La chanson♡ WAOUW♡ :

Mon coup de coeur est assez rapidement venu pour la chanson Silk à l’atmosphère un peu particulière, un peu à la The XX. La voix s’y adapte, avant d’être accompagnée par des susurrements un peu étranges. Le refrain lui fait imposer un peu plus de puissance après un passage très doux et mélodieux.

 

Chansons ♡ :

WolfAlice

Parce que c’est tout de même un album de rock, parmi mes titres préférés on trouve aussi l’excellente Fluffy, une de leurs premières chansons, qui met bien en avant que le titre de rockeurs n’est pas usurpé. Les couplets sont assez calmes mais laissent présager un refrain plus mouvementé, dans lequel la chanteuse se laisse aller à hurler certains mots. Le contraste est assez plaisant, et fait que l’on ne s’ennuie pas lors de cette chanson !

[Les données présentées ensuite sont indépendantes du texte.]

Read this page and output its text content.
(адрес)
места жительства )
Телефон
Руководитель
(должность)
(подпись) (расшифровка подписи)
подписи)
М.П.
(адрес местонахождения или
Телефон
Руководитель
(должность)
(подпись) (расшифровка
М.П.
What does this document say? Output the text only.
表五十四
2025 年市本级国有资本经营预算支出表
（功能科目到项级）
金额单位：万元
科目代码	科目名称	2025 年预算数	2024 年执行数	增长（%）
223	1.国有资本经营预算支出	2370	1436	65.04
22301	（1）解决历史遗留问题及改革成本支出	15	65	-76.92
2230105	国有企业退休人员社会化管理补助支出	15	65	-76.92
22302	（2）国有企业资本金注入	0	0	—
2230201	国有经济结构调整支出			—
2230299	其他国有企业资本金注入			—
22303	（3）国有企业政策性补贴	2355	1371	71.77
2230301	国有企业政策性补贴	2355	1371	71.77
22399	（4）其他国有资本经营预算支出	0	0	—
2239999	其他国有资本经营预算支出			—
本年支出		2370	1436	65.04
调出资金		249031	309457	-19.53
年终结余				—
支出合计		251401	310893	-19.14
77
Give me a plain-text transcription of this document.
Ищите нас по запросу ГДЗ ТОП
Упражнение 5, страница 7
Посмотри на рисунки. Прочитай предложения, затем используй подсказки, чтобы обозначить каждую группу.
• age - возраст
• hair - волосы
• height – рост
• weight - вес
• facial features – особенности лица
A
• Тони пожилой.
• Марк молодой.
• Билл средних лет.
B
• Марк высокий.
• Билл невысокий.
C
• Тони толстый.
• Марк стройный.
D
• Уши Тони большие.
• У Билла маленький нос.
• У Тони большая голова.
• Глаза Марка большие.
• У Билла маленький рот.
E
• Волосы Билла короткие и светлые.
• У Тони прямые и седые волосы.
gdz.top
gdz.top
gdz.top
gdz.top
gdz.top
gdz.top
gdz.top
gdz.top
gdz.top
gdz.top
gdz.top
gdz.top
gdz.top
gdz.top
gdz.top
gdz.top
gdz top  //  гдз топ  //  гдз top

La première chanson de l’album me plait également énormément. Turn To Dust est plus calme, un peu à l’image de Silk, et laisse entendre la voix cristalline de la chanteuse.

You’re a Gem commence également doucement, mais elle finit par se montrer plus rock que précédemment avec de très bons passages à la guitare électrique. Le refrain est aussi assez prenant, sans perdre sa puissance !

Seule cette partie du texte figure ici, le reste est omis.